Его (ЛП) - Дарк Обри. Страница 14
Гейб протянул руку и защёлкнул наручник вокруг моего запястья. Я рванула руку назад, но он уже защёлкнул другой на водопроводной трубе рядом с окном.
— Что? — я тупо опустила взгляд на своё запястье.
— Так ты не испробуешь ещё одну идиотскую попытку побега. Опять же, моя сигнализация, помнишь? Я узнаю, где ты, ещё до того, как ты успеешь и два шага ступить. Так что не пытайся, маленький котёнок. Даже если тебе удастся выбраться, это будет самоубийством.
Он разинул рот, как будто собирался что-то сказать, а затем закрыл его. Острая ярость стиснула мою грудь. Я запнулась. Он не мог этого сделать. Нахождение в плену, удерживание в подвале, и так радости не доставляло. Теперь же я была прикована наручниками к трубе?
— Нет, пожалуйста, — я шагнула к нему, но наручники удержали меня. — Обещаю, я не стану пытаться сбежать. Клянусь. Прошу тебя, не надевай на меня наручники.
— Стоило подумать об этом раньше, котёнок.
— Прошу тебя. Что, если подвал затопится? Что, если тут возникнет пожар?
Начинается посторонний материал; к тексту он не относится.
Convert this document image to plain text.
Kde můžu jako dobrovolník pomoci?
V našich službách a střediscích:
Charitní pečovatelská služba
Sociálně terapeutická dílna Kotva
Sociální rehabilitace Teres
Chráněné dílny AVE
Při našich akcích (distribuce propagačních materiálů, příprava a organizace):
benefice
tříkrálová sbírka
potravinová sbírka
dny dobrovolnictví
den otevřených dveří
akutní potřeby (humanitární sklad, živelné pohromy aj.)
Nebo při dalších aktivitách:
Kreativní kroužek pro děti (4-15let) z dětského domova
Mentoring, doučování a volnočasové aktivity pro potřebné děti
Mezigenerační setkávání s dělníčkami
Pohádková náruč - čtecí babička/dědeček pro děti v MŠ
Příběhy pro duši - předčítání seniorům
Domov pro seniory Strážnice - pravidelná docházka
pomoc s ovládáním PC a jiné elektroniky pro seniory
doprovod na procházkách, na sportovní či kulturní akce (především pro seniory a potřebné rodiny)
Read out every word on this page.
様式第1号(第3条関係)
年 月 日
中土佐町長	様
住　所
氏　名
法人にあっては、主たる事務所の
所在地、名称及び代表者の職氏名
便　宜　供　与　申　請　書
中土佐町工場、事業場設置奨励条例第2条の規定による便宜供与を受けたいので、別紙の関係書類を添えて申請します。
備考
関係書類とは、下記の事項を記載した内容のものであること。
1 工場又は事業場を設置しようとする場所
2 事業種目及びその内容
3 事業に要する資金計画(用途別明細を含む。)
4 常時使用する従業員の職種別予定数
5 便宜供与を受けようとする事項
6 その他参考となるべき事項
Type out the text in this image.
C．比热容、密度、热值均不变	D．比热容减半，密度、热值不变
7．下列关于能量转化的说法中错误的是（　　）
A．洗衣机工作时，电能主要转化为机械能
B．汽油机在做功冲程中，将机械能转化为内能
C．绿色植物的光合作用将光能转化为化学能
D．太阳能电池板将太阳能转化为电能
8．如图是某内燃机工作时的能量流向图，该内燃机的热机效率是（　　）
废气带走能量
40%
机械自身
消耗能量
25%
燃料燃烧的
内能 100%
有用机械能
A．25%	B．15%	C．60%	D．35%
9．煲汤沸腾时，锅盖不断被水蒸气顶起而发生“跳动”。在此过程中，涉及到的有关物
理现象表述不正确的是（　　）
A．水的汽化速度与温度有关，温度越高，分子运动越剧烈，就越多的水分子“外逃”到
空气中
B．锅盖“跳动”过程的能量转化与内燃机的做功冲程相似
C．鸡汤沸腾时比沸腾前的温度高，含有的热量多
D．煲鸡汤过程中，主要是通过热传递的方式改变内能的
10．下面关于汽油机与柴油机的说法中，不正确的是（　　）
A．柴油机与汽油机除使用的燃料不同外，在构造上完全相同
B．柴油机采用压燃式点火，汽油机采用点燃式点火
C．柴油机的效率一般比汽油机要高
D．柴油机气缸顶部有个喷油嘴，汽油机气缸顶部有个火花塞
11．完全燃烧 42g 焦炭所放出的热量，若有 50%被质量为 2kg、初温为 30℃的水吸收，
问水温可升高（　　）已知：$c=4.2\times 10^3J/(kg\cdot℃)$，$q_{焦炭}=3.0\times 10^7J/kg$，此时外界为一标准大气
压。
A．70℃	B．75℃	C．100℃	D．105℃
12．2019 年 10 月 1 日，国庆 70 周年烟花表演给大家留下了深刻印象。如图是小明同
— Тогда, думаю, ты умрёшь. Не тяни слишком сильно за эту трубу. Мне бы не хотелось потопа.
Гнев душил меня. Он накормил меня, помог. Как ни странно, я чувствовала себя обманутой. Не знаю, чего я от него ожидала, но он заставил меня подумать, будто испытывает ко мне какие-то чувства. А сейчас он посадил меня на поводок как домашнего питомца. Во рту стало сухо, но я не собиралась просить у него воды. Он бы, наверное, поставил для меня миску на пол, чтобы я попила из неё.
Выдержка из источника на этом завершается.